A native of Memphis, Tennessee, Fortas became a law professor at Yale University, and then an advisor for the U.S.
Securities and Exchange Commission.
Fortas worked at the Department of the Interior under President Franklin D.
Roosevelt, and during that time President Harry S.
Truman appointed him to delegations that helped set up the United Nations in 1945.
In 1948 Fortas represented Lyndon Johnson in the hotly contested Democratic Senatorial Second Primary electoral dispute, and he formed close ties with the president-to-be.
Fortas also represented Clarence Earl Gideon before the U.S.
Supreme Court, in a landmark case involving the right to counsel.

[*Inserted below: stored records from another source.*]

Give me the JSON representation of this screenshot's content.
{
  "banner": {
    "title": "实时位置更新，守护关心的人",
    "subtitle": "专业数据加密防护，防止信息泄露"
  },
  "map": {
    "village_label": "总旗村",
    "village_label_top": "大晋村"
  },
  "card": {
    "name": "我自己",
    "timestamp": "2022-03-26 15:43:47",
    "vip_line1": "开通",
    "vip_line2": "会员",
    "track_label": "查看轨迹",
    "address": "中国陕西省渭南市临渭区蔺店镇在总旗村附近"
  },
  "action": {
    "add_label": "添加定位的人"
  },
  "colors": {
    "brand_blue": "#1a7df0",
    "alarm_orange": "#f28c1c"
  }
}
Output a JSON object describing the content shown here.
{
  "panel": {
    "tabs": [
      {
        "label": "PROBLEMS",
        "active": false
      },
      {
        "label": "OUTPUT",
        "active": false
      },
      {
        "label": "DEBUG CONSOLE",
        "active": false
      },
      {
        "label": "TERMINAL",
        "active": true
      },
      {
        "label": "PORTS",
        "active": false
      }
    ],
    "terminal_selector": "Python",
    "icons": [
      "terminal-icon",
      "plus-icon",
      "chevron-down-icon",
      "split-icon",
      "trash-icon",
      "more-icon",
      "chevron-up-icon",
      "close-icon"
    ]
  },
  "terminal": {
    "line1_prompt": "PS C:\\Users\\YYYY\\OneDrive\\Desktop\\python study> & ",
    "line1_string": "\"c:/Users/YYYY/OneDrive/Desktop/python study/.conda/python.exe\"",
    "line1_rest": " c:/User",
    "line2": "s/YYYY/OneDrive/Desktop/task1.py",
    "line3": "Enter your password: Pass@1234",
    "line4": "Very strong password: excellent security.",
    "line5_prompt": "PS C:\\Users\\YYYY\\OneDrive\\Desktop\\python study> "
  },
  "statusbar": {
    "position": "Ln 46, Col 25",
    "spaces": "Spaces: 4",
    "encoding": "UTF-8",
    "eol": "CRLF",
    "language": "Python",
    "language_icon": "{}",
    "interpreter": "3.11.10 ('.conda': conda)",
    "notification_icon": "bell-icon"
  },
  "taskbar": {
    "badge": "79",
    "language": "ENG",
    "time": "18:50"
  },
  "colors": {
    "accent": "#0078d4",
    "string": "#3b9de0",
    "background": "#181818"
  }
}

Nominated by Johnson to the Supreme Court in 1965, Fortas was confirmed by the Senate, and maintained a close working relationship with the president.
In 1968, Johnson tried to elevate Fortas to the position of Chief Justice, but that nomination faced a filibuster at least in part due to ethics problems that later caused Fortas to resign from the Court.
Fortas returned to private practice, sometimes appearing before the justices with whom he had served.